Portrait actuellement au Château de Fontaine Henry, Basse -Normandie. Collection privée.
L’iconographie de la période entre XVII et XVIIIe siècle permet de cerner précisément l’habillement féminin particulier à la bourgeoisie roussillonnaise, un habit intermédiaire entre celui des femmes nobles en habit de cour et celui des paysannes. Sa singularité provient de la présence d’un corps de coupe particulière dans sa forme (arrondie entre les bretelles devant et derrière), ainsi que dans l’ajustement du fichu passant sous les bretelles du corps pour former de petits ailerons de chaque coté. Ce type de corsage semble dériver d’un modèle datant du XVIe s. Il perdure encore au début du XVIIIe s. comme le montrent les ex-voto de l’ermitage de Domanova ou encore une sculpture d’orante de la caditera du Rosaire de l’église Saint Jacques de Perpignan.
Il est aussi porté par la mère du peintre Hyacinthe Rigaud. Le costume de Maria Serra se veut pour le peintre catalan représenter le costume féminin typique du Roussillon, aussi proche de la réalité que le costume alsacien montré à la même époque le peintre Nicolas de Largillière dans son célèbre portrait de la « belle strasbourgeoise » daté de 1703. Les deux cités de Strasbourg et de Perpignan ont en effet des points communs tout comme ces deux portraits.
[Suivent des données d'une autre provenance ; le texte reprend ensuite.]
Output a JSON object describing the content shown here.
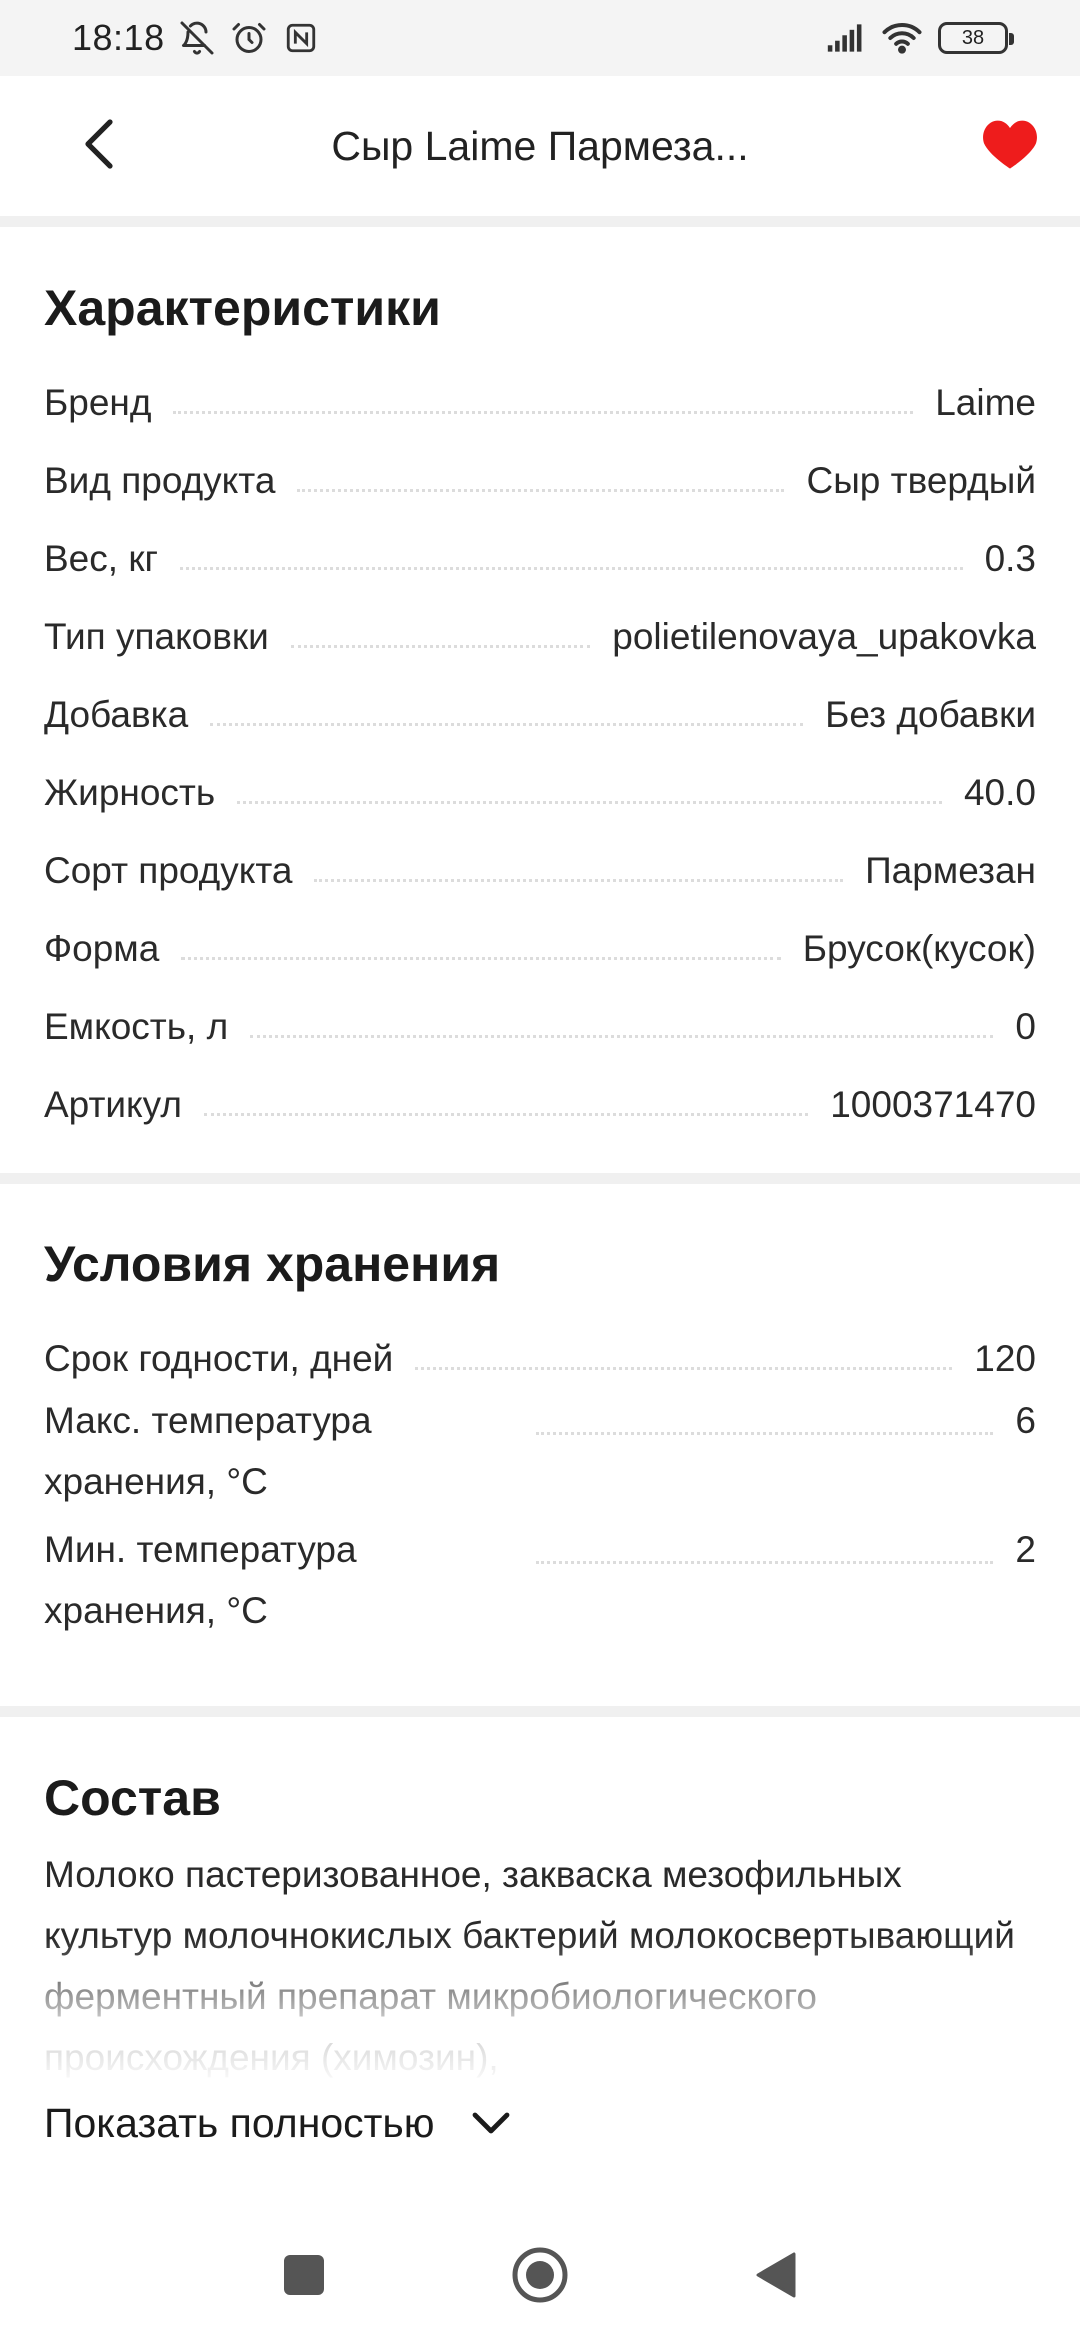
{
  "status_bar": {
    "time": "18:18",
    "battery": "38",
    "icons": [
      "bell-off-icon",
      "alarm-icon",
      "nfc-icon",
      "signal-icon",
      "wifi-icon",
      "battery-icon"
    ]
  },
  "header": {
    "title": "Сыр Laime Пармеза...",
    "back_icon": "chevron-left-icon",
    "favorite_icon": "heart-icon",
    "favorite_color": "#ee1c1c"
  },
  "characteristics": {
    "title": "Характеристики",
    "rows": [
      {
        "label": "Бренд",
        "value": "Laime"
      },
      {
        "label": "Вид продукта",
        "value": "Сыр твердый"
      },
      {
        "label": "Вес, кг",
        "value": "0.3"
      },
      {
        "label": "Тип упаковки",
        "value": "polietilenovaya_upakovka"
      },
      {
        "label": "Добавка",
        "value": "Без добавки"
      },
      {
        "label": "Жирность",
        "value": "40.0"
      },
      {
        "label": "Сорт продукта",
        "value": "Пармезан"
      },
      {
        "label": "Форма",
        "value": "Брусок(кусок)"
      },
      {
        "label": "Емкость, л",
        "value": "0"
      },
      {
        "label": "Артикул",
        "value": "1000371470"
      }
    ]
  },
  "storage": {
    "title": "Условия хранения",
    "rows": [
      {
        "label": "Срок годности, дней",
        "value": "120"
      },
      {
        "label": "Макс. температура хранения, °C",
        "value": "6"
      },
      {
        "label": "Мин. температура хранения, °C",
        "value": "2"
      }
    ]
  },
  "composition": {
    "title": "Состав",
    "text": "Молоко пастеризованное, закваска мезофильных культур молочнокислых бактерий молокосвертывающий ферментный препарат микробиологического происхождения (химозин),",
    "show_more_label": "Показать полностью",
    "show_more_icon": "chevron-down-icon"
  },
  "nav_bar": {
    "icons": [
      "recents-square-icon",
      "home-circle-icon",
      "back-triangle-icon"
    ]
  }
}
La ville impériale de Strasbourg a été rattachée au royaume de France en 1681, une vingtaine d’années après Perpignan. Les consuls de la ville alsacienne avaient déjà promulgué quelques dizaines d’années avant l’annexion officielle des ordonnances codifiant les costumes des différentes classes d’habitants. Ils interdisent ainsi la mode « allemande » pour les deux sexes. Toutefois le costume local des bourgeoises, costume de tradition germanique, perdure jusqu’au début du XVIIIe s., les femmes continuant d’arborer un grand chapeau bicorne en feutre noir dont l’envergure dépassait nettement celle des épaules.
Le portrait de Maria Serre, légèrement antérieur à celui de la Belle Strasbourgeoise, a été peint par Rigaud à Perpignan en 1695. Voulant toujours l’avoir près de lui, il fit le portrait de sa mère sous trois faces différentes, probablement aussi en pensant à son ami le sculpteur Coysevox qui réalisera ensuite un buste en marbre. Ce buste orna l’atelier de Rigaud jusqu’à sa mort . Un an après la réalisation du portrait, le peintre ramena sa mère à Paris. Les historiens biographes du peintre nous enseignent qu’il n’accepta pas qu’elle échangeât, durant son séjour dans la capitale, ses humbles vêtements catalans contre de plus riches robes à la française, ne voulant pas, disait-il, qu’on lui changea sa mère, alors qu’il est lui-même le peintre de la Cour. Maria Serre ne resta pas longtemps à la capitale et revint à Perpignan ou elle mourut à un âge avancé en 1721. Rigaud et Largillière ont à leur façon su décrire la réalité de costumes féminins provinciaux, issus de deux territoires nouvellement francisés, faisant d’une certaine manière œuvre d’ethnographes avant l’heure.
Nicolas de Largillierre, “La Belle Strasbourgeoise”, 1703, huile sur toile, 138 x106 cm, Musée des Beaux-arts, Strasbourg.
Plus de renseignements : Trendel, G., « Strassburger Kleiderordnung ou les ordonnances du Magistrat de Strasbourg sur la manière de s’habiller », Recherches Médiévales, n°53, février 1997.
A sa mort, il le buste fut légué à Monseigneur le Dauphin, espérant que celui-ci le placerait dans une des galeries du château de Meudon ou de Versailles.